The battle of those two expressways has been won for the residents who would have been affected by them but the war continues. Many expressways, now called freeways, have been built by governments on either side of politics since the seventies, thus encouraging people to drive cars, adding to air pollution and the global warming consequent on the increased emission of greenhouse gases, and leading to the neglect of public transport as we have recently witnessed with the near collapse of CityRail. Traffic congestion in Sydney has reached the stage when it is sometimes quicker to walk from Central Station to Circular Quay than to take a bus.

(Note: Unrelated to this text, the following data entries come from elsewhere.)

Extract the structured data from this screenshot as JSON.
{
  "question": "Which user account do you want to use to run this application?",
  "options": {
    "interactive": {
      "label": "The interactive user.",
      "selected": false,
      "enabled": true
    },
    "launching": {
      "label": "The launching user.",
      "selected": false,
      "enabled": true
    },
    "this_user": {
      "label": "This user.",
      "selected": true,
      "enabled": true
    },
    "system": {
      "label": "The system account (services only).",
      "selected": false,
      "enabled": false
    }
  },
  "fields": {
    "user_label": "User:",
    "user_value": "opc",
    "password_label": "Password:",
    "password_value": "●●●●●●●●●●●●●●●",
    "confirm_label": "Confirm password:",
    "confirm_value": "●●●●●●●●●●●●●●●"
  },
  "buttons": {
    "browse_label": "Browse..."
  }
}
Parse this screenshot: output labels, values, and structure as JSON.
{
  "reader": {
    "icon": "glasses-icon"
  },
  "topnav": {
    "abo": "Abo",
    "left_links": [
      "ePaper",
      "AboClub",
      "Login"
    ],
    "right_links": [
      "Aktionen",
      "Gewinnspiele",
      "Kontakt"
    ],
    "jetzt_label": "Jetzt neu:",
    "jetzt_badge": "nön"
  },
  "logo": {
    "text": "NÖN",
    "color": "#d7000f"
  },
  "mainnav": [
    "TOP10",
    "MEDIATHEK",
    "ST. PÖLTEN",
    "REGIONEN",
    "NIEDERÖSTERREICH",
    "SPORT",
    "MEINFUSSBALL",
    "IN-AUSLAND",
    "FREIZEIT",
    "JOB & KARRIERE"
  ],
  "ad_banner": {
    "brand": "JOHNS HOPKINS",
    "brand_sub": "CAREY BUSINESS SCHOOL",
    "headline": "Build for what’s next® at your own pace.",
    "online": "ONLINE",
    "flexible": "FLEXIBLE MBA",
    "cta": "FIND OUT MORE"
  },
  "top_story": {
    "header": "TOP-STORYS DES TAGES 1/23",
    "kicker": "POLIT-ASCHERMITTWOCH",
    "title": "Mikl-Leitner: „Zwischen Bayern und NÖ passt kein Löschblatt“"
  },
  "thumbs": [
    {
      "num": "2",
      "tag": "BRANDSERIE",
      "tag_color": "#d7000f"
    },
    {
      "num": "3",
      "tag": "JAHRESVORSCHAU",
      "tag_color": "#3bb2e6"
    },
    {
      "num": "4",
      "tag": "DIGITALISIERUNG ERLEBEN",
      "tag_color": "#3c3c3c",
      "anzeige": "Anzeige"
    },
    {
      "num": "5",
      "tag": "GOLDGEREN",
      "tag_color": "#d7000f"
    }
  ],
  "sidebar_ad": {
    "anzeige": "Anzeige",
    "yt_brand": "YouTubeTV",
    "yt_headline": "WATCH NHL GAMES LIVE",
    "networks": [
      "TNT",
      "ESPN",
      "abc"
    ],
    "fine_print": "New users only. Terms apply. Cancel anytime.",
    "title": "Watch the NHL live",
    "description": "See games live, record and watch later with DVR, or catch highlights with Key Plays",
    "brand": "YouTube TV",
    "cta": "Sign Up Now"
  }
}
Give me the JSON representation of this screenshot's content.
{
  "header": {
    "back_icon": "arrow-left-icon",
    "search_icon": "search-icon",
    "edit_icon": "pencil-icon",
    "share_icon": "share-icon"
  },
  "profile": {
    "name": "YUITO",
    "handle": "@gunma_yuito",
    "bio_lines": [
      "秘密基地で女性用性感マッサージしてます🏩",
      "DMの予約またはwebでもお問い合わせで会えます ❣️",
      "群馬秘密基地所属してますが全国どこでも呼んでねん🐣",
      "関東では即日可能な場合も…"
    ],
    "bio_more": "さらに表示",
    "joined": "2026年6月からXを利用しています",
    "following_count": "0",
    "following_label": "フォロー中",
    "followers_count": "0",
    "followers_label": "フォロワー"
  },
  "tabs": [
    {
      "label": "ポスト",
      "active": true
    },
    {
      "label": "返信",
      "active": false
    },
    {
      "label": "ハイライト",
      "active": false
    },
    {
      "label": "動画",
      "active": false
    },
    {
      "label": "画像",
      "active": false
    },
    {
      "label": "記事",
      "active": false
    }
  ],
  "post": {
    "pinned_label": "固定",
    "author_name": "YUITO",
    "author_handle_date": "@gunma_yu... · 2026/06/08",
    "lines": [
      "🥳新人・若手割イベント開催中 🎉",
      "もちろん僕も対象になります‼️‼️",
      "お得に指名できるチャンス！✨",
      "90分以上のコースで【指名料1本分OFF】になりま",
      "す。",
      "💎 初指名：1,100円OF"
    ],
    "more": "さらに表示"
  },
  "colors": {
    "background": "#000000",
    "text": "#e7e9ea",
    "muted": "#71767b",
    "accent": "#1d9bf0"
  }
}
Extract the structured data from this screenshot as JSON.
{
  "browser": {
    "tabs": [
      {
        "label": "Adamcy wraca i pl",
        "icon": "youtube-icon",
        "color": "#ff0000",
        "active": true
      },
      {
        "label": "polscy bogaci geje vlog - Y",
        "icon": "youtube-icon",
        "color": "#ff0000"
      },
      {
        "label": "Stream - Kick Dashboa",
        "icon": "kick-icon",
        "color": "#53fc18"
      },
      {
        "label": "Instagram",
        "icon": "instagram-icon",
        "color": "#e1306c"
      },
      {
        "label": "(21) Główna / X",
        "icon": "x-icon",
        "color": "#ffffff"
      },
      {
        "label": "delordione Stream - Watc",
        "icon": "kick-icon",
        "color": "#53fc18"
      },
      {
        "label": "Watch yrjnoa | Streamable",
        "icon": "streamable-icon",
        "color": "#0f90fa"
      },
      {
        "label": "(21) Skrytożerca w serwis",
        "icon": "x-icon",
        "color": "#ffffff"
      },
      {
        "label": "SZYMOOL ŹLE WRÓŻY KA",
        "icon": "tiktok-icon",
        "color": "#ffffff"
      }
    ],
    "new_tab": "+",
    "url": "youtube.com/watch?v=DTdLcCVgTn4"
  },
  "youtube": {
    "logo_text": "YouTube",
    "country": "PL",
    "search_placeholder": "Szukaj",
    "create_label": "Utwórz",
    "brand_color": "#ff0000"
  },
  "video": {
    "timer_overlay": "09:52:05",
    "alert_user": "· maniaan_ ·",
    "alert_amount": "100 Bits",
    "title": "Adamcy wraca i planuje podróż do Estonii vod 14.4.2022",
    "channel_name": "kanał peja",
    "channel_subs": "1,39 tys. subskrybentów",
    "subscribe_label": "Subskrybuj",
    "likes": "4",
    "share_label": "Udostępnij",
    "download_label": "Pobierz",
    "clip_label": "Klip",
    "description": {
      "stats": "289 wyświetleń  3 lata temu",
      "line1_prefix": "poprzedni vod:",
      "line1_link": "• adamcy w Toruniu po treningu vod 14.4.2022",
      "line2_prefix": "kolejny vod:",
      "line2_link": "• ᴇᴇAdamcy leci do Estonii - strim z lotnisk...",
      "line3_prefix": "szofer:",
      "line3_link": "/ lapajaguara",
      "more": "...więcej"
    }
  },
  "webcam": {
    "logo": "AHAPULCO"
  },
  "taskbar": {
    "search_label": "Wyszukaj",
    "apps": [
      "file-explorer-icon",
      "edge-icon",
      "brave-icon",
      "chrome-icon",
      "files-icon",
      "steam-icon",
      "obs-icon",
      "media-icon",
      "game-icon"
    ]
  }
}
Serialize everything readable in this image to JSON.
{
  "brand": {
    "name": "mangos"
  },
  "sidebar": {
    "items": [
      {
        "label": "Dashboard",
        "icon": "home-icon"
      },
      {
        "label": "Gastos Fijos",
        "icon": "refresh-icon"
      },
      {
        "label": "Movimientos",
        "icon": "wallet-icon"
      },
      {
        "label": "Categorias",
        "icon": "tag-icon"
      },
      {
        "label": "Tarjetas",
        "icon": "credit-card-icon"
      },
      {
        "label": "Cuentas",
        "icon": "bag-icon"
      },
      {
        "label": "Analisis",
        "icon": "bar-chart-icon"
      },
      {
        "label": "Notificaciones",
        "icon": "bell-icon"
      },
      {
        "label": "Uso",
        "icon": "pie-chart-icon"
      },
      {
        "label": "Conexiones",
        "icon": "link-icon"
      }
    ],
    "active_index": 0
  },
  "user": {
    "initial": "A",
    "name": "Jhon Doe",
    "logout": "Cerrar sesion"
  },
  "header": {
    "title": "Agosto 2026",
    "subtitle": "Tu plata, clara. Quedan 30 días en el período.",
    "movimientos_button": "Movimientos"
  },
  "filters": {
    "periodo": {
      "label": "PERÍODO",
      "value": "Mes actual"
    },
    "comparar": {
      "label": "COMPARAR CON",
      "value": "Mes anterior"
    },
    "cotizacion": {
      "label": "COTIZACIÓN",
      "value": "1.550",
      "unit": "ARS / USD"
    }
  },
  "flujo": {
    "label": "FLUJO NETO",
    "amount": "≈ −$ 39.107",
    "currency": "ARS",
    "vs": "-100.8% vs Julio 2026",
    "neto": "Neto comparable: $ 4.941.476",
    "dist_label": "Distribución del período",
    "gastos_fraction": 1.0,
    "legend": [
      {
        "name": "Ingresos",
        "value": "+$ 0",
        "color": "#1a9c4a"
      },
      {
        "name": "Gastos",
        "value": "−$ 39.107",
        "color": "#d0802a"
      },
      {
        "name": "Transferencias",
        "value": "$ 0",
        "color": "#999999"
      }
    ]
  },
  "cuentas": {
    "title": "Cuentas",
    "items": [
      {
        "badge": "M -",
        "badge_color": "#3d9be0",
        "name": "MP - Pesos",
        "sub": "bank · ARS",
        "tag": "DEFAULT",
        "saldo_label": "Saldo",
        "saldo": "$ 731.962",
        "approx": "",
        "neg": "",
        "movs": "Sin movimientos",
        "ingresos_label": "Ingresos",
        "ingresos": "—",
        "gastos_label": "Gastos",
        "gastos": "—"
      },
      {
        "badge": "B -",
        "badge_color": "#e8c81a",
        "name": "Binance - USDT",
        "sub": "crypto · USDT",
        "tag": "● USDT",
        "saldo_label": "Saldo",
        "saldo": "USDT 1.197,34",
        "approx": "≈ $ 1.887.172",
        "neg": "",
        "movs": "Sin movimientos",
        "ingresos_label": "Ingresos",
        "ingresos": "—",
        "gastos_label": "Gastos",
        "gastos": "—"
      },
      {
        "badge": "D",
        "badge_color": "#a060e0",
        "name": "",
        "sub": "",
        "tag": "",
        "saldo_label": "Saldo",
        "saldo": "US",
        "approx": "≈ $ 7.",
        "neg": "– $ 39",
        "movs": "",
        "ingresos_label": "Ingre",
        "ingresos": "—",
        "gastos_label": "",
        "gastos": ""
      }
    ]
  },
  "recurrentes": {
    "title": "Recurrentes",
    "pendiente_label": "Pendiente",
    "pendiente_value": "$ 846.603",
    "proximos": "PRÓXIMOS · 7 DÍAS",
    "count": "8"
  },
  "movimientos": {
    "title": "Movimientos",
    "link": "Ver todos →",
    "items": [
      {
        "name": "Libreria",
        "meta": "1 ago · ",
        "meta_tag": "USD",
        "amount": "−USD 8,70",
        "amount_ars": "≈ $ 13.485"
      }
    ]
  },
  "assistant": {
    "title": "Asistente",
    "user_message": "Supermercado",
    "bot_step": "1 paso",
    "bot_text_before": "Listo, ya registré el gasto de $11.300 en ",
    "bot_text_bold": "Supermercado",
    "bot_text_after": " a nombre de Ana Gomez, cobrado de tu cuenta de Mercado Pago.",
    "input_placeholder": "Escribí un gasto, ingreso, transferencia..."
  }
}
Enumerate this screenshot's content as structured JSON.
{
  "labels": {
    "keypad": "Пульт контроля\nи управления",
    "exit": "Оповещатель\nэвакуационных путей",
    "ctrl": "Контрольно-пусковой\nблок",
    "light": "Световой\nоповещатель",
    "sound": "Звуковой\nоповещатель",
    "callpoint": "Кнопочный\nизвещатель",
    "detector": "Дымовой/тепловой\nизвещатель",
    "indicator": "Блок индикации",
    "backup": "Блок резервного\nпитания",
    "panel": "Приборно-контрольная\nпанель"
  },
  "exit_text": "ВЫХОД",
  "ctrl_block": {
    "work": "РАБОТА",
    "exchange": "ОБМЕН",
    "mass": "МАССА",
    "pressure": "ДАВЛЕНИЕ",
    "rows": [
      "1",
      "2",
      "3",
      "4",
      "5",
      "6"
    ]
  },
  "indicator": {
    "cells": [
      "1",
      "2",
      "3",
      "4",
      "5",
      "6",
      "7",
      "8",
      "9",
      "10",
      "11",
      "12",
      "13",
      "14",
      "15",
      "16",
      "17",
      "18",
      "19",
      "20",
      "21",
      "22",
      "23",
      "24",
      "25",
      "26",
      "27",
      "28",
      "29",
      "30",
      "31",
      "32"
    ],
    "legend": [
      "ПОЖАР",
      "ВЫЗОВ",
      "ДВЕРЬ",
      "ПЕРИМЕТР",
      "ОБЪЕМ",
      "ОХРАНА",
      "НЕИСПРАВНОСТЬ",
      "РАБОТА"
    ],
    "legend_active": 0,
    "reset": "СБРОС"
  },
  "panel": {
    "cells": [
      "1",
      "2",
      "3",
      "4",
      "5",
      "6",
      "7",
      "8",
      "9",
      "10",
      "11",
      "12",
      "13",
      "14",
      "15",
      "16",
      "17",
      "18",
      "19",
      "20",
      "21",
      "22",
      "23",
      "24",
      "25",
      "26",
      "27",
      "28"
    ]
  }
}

Unfortunately the ALP, as well as the Liberal-National coalition, has succumbed to the religion of economic rationalism whose god is the almighty dollar. In consequence we have had to accept the proliferation of freeways built by private enterprise and financed by the payment of tolls; the latest being the cross city tunnel. What is not so obvious are the hidden costs, such as what the then Reader in Economics at The London School of Economics,    E. J. Mishan, in his book Costs of Economic Growth (1967), refers to as the “plague of motorized traffic” as well as the emission of noxious gases and carcinogenic particulates from motor vehicle exhausts; not to mention the noise pollution, the social disruption involved in building freeways and the raising of sea levels as a result of global warming. I’m not suggesting that we should all join the Greens Political Party but it wouldn’t be a bad idea to give some much needed support to Action for Public Transport (9416 8459).

It appears from the complete set of Glebe Society Bulletins ( available for reading in the Glebe Library) that in the Society’s first few years the expressways were the most important issue but there were others such as the fight, which we lost, against Pioneer to stop the construction of their concrete making  facility at Blackwattle Bay. The Askin government of the day was very pro development but the present state government should be more sympathetic to ensuring public access to the waterfront. Present indications are that Pioneer are planning to vacate their bay side facility but we may need to give them some encouragement to remove that blot on the landscape We are now fortunate to have a Lord Mayor who has an independent voice in parliament and two City of Sydney Councillors who are Glebe Society members so this should help.

The Glebe Society played a very important part in saving us from the expressways but there is still much to be done, not just for our beloved suburb but for the wider community and ultimately for our beleaguered planet.